Ethereum: Знак надежды на восстановление после значительного падения Ethereum: A Sign of Hope for Recovery After Significant Decline

Beginning in November, the second-largest cryptocurrency by market capitalization has seen its value decline by nearly 20%, reaching the $3000 mark for the first time in five months. However, the Mayer Multiple indicator has hinted at a potential price recovery.

This metric monitors the ratio of an asset’s price to its 200-day moving average. For the first time since June, it has dropped below 1, entering the accumulation zone.

Such levels have traditionally preceded significant periods of growth, with the exception of the bear market in January 2022.

Previously, analyst and trader Michaël van de Poppe referred to the current price levels of Ethereum as “ideal for accumulation.” He noted that the cryptocurrency shows a more stable trend compared to Bitcoin.

I stand by my thesis on $ETH. It has corrected by 30% relative to $BTC. Nonetheless, this represents an ideal accumulation zone, and it has maintained its position over the past few weeks while Bitcoin faced its worst week of 2025. I don’t believe Ethereum prices will remain at these levels for long.

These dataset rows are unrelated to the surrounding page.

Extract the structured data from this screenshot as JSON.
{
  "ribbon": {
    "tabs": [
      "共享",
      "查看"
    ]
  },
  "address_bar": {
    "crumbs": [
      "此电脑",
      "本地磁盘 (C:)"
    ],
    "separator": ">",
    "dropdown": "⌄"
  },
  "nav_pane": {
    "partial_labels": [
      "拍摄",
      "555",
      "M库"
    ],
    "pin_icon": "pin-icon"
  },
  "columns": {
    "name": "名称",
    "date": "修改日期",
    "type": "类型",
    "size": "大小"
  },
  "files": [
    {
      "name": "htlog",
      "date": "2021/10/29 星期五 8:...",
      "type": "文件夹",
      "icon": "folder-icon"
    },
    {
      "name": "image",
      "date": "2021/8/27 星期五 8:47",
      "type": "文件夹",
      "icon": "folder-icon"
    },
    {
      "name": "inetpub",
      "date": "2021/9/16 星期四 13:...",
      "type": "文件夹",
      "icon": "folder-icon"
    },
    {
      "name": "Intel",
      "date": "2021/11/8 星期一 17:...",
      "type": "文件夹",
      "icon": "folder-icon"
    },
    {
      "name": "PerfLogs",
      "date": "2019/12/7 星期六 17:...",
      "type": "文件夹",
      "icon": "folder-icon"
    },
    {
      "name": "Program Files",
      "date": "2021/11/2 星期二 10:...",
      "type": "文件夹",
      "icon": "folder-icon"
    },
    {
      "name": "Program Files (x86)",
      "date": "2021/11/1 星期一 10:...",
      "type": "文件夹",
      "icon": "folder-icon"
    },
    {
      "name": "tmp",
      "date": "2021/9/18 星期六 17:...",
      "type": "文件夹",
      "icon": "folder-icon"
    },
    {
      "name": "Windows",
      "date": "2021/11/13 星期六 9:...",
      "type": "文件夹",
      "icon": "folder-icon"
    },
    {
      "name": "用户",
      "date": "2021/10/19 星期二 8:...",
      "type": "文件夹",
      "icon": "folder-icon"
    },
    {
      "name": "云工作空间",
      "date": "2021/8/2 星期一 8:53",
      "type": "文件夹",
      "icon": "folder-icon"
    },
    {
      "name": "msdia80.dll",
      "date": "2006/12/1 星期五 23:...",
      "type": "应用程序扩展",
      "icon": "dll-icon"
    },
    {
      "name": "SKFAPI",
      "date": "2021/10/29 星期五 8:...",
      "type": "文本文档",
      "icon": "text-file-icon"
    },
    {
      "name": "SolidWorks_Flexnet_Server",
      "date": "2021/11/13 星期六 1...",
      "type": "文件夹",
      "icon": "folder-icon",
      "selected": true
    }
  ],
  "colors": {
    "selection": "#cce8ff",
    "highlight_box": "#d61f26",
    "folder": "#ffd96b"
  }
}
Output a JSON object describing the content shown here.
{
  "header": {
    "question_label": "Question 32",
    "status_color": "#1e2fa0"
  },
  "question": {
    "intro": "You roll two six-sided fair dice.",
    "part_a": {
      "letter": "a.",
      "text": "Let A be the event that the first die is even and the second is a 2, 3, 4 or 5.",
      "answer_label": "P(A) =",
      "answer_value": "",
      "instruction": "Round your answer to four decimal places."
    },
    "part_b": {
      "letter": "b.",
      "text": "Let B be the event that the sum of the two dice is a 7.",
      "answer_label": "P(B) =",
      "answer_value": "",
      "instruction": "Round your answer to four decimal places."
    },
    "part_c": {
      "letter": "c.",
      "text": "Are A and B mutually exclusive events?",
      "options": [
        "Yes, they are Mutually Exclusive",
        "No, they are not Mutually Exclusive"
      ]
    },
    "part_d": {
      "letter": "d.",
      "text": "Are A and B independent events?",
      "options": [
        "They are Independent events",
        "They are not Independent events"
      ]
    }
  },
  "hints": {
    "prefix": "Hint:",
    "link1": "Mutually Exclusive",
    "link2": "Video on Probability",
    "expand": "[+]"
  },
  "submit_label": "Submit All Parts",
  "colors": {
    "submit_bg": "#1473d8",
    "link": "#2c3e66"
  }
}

As of the time of writing, Ethereum is trading near $3100. In the past 24 hours, its price has increased by 1%, yet it has dropped by 12.7% over the week.

Despite the emerging conditions for long-term accumulation, Ethereum’s short-term price movements appear unstable.

Analysts from Hyblock Capital stated that even after breaching the critical psychological level of $3000, the prices remain above several significant clusters of buy orders. Their liquidation could trigger further declines.

Here is the 1-month $ETH liquidation heatmap. We’ve swept through quite a few large (bright) long liquidation clusters. The next two below on ETH are 2904-2916, and 2760-2772.

Experts noted that “Most of the long clusters have already been cleared. The next critical zones for ETH are at $2904-2916 and $2760-2772.”

They also emphasized the practicality of a deeper correction “to form a solid foundation.”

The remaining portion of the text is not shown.